Robert Rigo/Collegian

The Student Government Association has called on the University of Massachusetts to publicly condemn President Trump’s executive order on immigration, in a unanimous vote on Monday, Jan. 30.

The resolution was created directly in opposition of President Trump’s executive order banning the entry of immigrants and refugees from seven primarily Muslim countries.

Following the resolution, on Thursday Chancellor Subbaswamy and Residential Life both published statements promising inclusivity on campus, and protection of all UMass students’ rights.

While the UMass administration would not address what influence the resolution may have had on statements published by Chancellor Subbaswamy and Residential Life, SGA members believe the resolution clarified the majority of students’ feelings on the immigration order.

“I think the statements that are being posted…are definitely an indication that our efforts have reached administration,” stated Ryan Mahan, SGA senator and co-writer of the resolution.

Included in the resolution is a request that the University publicly denounce the immigration order and provide resources to students that may be affected by the executive order.

Due to the pressing relevancy of the resolution, the SGA bypassed student consultation, wrote and voted on the resolution in two days.
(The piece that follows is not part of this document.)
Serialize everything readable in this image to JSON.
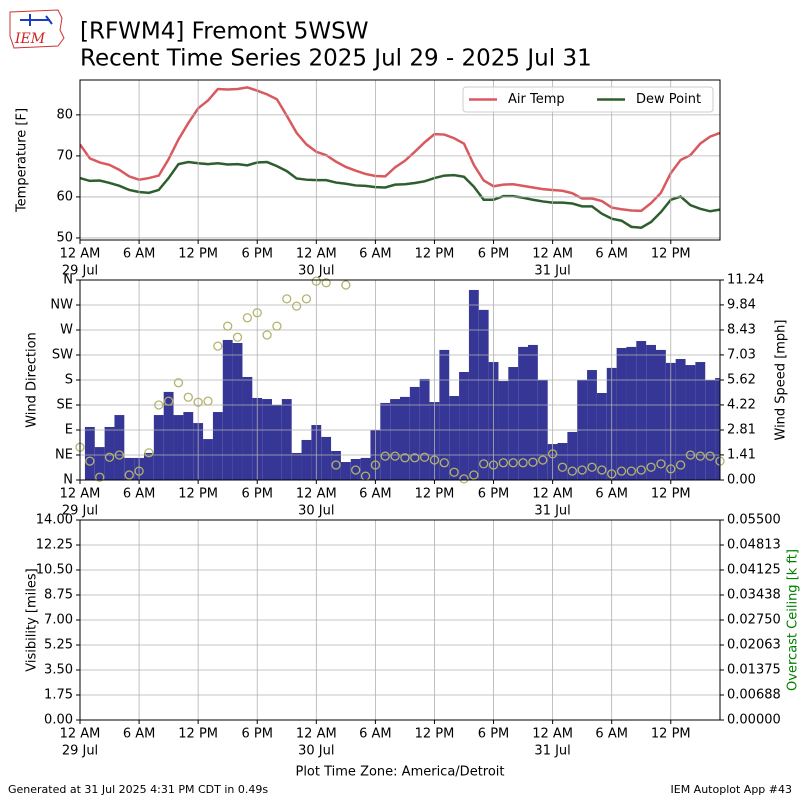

This is usually a process that can take up to one and a half weeks.

“We couldn’t wait long to publish something, students were feeling unsupported and we had to take action,” said Jeremy Tibbetts, SGA Senator and co-writer of the resolution, “It is really exciting that the SGA can take on these issues and take a stand when we see injustice.”
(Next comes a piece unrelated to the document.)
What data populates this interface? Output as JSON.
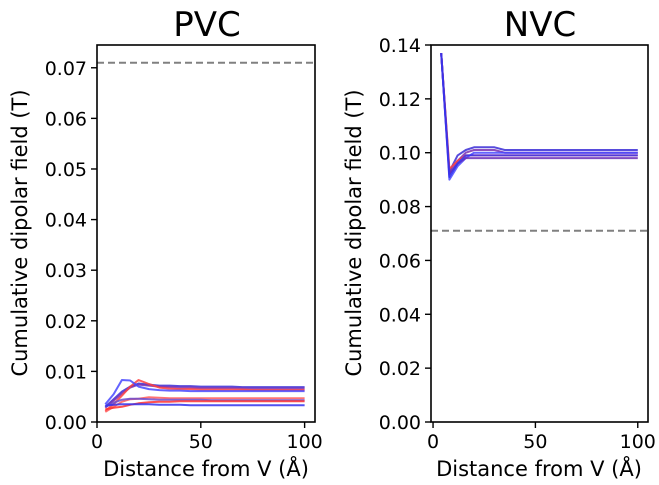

Numerous Massachusetts state officials have openly criticized the order. Senator Edward Markey described the order as, “antithetical to our time-honored values,” and vowed to challenge “President Trump’s efforts to target and persecute the most vulnerable among us in Massachusetts.”
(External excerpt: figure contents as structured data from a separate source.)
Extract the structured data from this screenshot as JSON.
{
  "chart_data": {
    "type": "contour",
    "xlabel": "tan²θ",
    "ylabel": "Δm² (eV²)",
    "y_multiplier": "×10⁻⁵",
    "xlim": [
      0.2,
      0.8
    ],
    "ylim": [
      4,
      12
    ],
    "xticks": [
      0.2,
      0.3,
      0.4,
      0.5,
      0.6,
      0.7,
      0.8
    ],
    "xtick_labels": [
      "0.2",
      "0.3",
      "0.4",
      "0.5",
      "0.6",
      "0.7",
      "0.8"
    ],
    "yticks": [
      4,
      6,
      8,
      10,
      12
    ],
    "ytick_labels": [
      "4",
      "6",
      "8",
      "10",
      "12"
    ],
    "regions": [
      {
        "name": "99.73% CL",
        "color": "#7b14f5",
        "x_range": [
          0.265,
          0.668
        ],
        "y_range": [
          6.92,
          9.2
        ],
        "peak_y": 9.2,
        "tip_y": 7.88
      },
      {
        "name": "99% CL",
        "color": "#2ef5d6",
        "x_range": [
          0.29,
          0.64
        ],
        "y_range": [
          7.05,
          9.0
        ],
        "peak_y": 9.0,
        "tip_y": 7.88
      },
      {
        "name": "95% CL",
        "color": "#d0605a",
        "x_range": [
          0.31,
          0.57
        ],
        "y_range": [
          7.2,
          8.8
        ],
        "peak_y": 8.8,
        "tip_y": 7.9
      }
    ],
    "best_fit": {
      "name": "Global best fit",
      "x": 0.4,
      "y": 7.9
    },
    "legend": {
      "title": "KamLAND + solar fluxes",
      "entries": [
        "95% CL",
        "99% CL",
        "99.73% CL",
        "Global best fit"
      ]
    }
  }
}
In response, the SGA vote included addressed thank you letters, which have been sent to Senator Markey and three other state legislatures who have denounced the order, including Governor Charles Baker, Senator Elizabeth Warren, and Representative Jim McGovern.

“We don’t usually send letters to thank legislatures unless they have done something we either really like, or really don’t like. It’s about how the students at UMass feel, since we are representing them,” explained Mahan.